Estoy en casa zapeando cualquier atisbo de mala noticia cuando recibo
un mensaje en mi móvil Status6662. Es
Juan, un antiguo compañero de trabajo en la empresa de telefonía. Ambos estábamos
en Ventas, y a él lo despidieron hará unos tres meses. Por eso tiene mi número,
claro. Últimamente se ha vuelto ecologista e “indignado” y se dedica a
machacarme de vez en cuando. Pobre, a saber qué pinta tiene ahora. Esta noche
le ha dado por recomendarme un documental sobre los desechos electrónicos del
primer mundo que terminan en vertederos de África, “verdaderos cementerios de
ciberbasura”, “el envés del progreso descerebrado”, teclea veloz. Por cierto,
no soporto las sonrisitas con las que da por finalizadas sus peroratas por whatsapp.
Cambio de canal y el
documental ya ha empezado, va por la mitad. Creo que es en Ghana. Mientras me
preparo la cena veo niños con cortes en los dedos revolviendo en la montaña de
basura electrónica, arrancando cables, desmontando componentes de forma
meticulosa y paciente. A muchos adolescentes buscadores de cobre les cuelga un
cigarrillo de los labios mientras lanzan monitores contra el suelo. La voz del
narrador se demora explicando la gravedad de los riesgos que corren (y que
ellos seguramente obvian), debidos a su constante exposición a sustancias
altamente cancerígenas. Actúan despreocupados mientras aspiran veneno y yo los
observo con el mismo gesto de indiferencia. Es algo anodino, pesado, monótono.
Ellos están a lo suyo y yo también. Así son las cosas. El cursi de Juan sigue
mandando mensajes llenos de tópicos: “Es el reverso tenebroso de nuestra
absurda carrera consumista”, “toda la basura que genera este desmesurado mundo
global e interconectado”, “todos somos responsables”, “nuestra actitud nos
estallará algún día en la cara”, “es obsceno”. La verdad es que quizá tenga
razón. Puede que la carrera sea ciega y delirante, pero pienso que es mejor
permanecer en ella usando el mejor vehículo posible. La mirada se pierde en un
mar de chatarra y residuos electrónicos; datos brutales procedentes de una voz
fría se mezclan con imágenes tan impactantes como habituales. Aguas estancadas
y podridas, humo negro que invita a imaginar un olor agresivo, un aire
irrespirable y tóxico. Los listos exportando sus problemas, en definitiva.
Repaso en mi tablet la agenda para mañana, las
visitas a empresas, los horarios de otra jornada sin final que muy bien puede
tener como guinda otra andanada de mensajes apocalípticos, como hoy. Juan, rezo
porque pronto te quedes sin saldo o sin conexión, gilipollas.

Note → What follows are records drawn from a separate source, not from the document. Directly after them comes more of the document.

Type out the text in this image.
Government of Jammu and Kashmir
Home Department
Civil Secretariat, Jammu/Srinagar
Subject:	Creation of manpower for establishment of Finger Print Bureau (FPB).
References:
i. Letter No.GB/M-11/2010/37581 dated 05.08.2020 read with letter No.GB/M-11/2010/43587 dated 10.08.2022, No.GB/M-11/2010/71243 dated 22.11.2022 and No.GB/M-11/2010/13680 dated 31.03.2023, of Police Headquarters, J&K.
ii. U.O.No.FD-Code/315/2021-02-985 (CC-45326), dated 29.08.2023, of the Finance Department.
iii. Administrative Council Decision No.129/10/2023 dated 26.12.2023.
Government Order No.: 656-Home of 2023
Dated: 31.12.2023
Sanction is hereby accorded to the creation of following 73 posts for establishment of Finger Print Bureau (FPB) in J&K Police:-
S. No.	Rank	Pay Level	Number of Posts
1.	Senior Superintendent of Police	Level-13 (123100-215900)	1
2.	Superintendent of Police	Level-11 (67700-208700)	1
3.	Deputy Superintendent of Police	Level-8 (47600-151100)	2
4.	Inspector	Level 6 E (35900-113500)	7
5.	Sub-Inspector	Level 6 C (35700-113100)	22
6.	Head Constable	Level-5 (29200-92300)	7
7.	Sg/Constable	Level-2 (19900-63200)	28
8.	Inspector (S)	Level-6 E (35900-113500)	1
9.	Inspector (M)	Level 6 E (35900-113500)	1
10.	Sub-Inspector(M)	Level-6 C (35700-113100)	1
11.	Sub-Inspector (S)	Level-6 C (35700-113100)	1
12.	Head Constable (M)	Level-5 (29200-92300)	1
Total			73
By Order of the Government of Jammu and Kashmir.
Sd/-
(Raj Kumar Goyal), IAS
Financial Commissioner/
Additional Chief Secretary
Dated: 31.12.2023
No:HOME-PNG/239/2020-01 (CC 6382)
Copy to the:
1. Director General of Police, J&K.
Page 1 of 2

Más ruiditos, otro mensajito
de Juan. Lo busco pero no es él, se trata de Inma, otra compañera. Agresiva,
descarada, se lleva a todos por delante. A veces me fastidia, sobre todo cuando
me la juega, pero me gusta un montón. Aunque, la verdad, tampoco soporto las
sonrisitas que adornan sus mensajes, en ocasiones tan aviesos. Vaya, también me
recomienda el mismo documental, qué sorpresa, pero me dice que ya está
terminando, me explica cómo localizarlo en You
Tube y me pide que busque el minuto 32.15. “Ya verás”. Lo último que me
esperaba es que Inma, una vez en zapatillas, fuese sensible a este tipo de
problemática. Qué mujer más compleja.
Corro y busco. Ahí está la
imagen. Un grupo de chicos sonrientes muestran a la cámara algunos de sus
hallazgos, entre los que destacan terminales un poco cascados del modelo Status6660, que nosotros introdujimos,
no hace demasiado tiempo, entre nuestra clientela vendiéndolo con el latiguillo
“este es el definitivo”. Otro mensaje de Inma: “¿Lo has visto?, no sabes qué
gracia me ha hecho, cuántos recuerdos, Muackks”.
Y se despide con una ristra de sonrisitas.
Texto incluido en el libro de relatos de Juanfran Molina "Ciclorama".